Les NFT ont été très vite associés à une image de “désastre écologique” car la majorité des échanges se faisaient sur Ethereum au temps où ce réseau utilisait le Proof of Work, un mécanisme très énergivore.

Avant septembre 2022, Ethereum consommait environ 23 millions de MWh d’électricité par an, soit un ordre de grandeur comparable à la consommation d’un pays de taille moyenne, avec plus de 11 millions de tonnes de CO₂ émises chaque année.

Dans ce contexte, plusieurs analyses ont montré qu’un mint de NFT sur Ethereum en Proof of Work pouvait représenter de l’ordre de 100 kWh et plusieurs dizaines de kilogrammes de CO₂, ce qui a logiquement déclenché de vives critiques.

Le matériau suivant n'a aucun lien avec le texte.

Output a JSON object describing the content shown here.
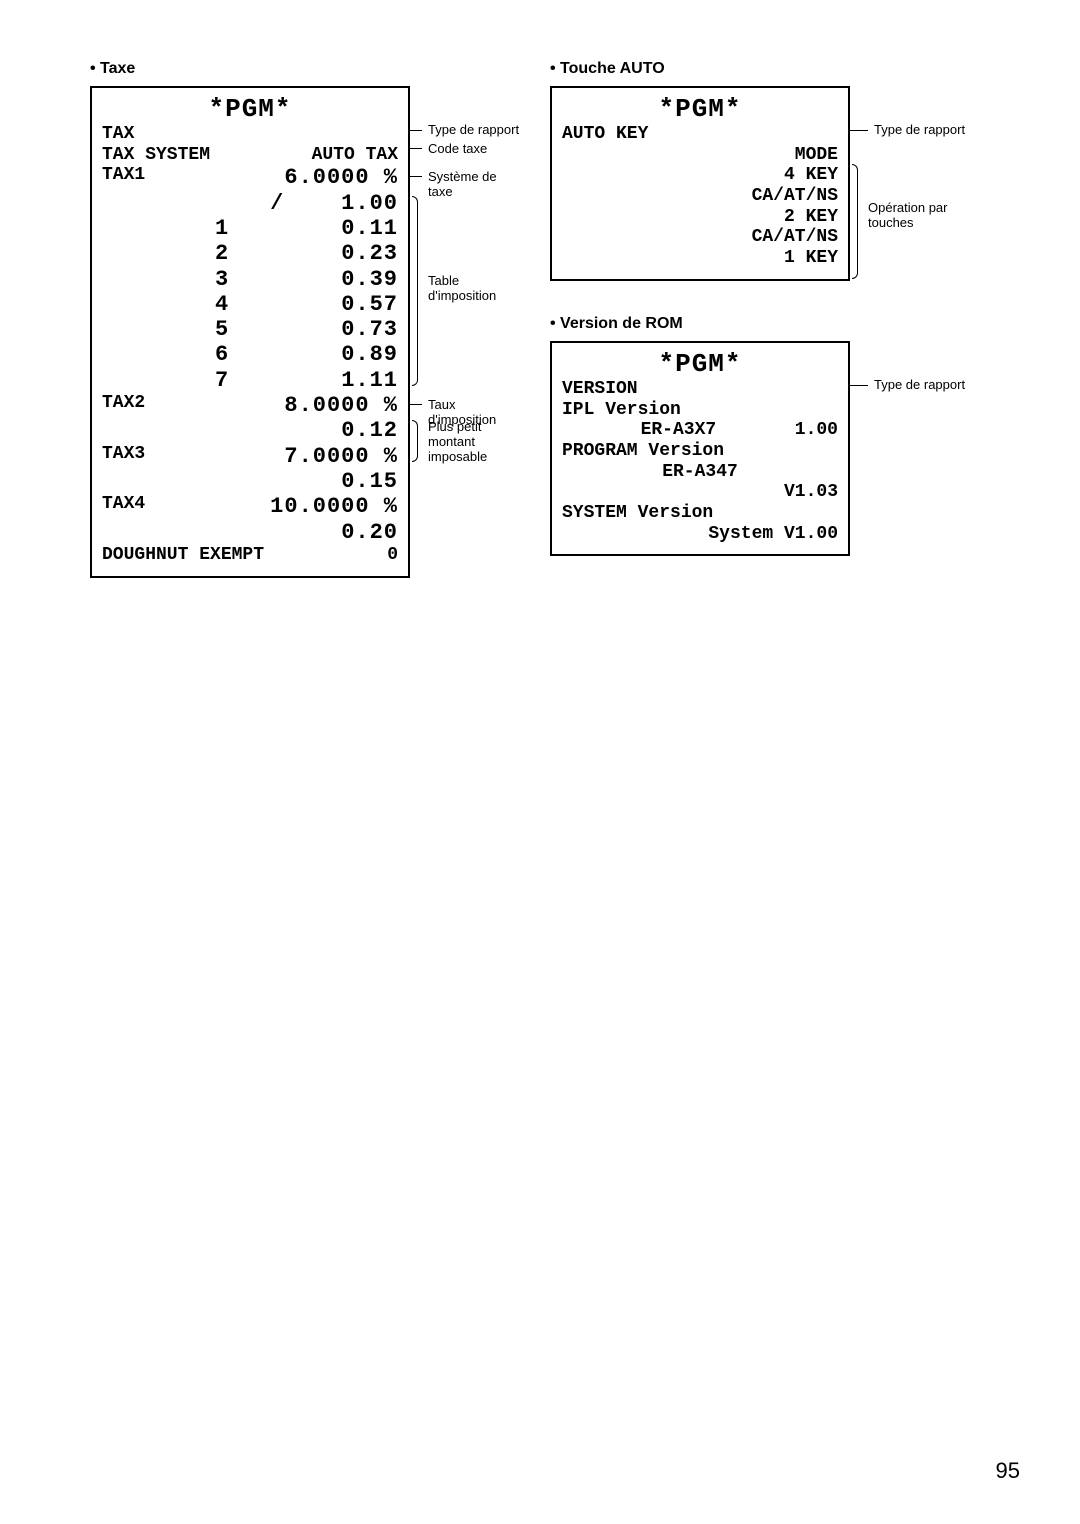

Pour comprendre ce qui a vraiment changé depuis le passage d’Ethereum en Proof of Stake, il faut d’abord clarifier comment une blockchain consomme de l’énergie.

Ce guide complète notre guide principal sur les NFT en se concentrant sur l’impact environnemental et les ordres de grandeur utiles pour se faire une opinion éclairée.

Proof of Work vs Proof of Stake : ce qui change vraiment

Proof of Work : sécurité par la dépense d’énergie

Le Proof of Work est un mécanisme de consensus dans lequel des mineurs concurrents résolvent des puzzles cryptographiques en dépensant de la puissance de calcul et donc de l’électricité.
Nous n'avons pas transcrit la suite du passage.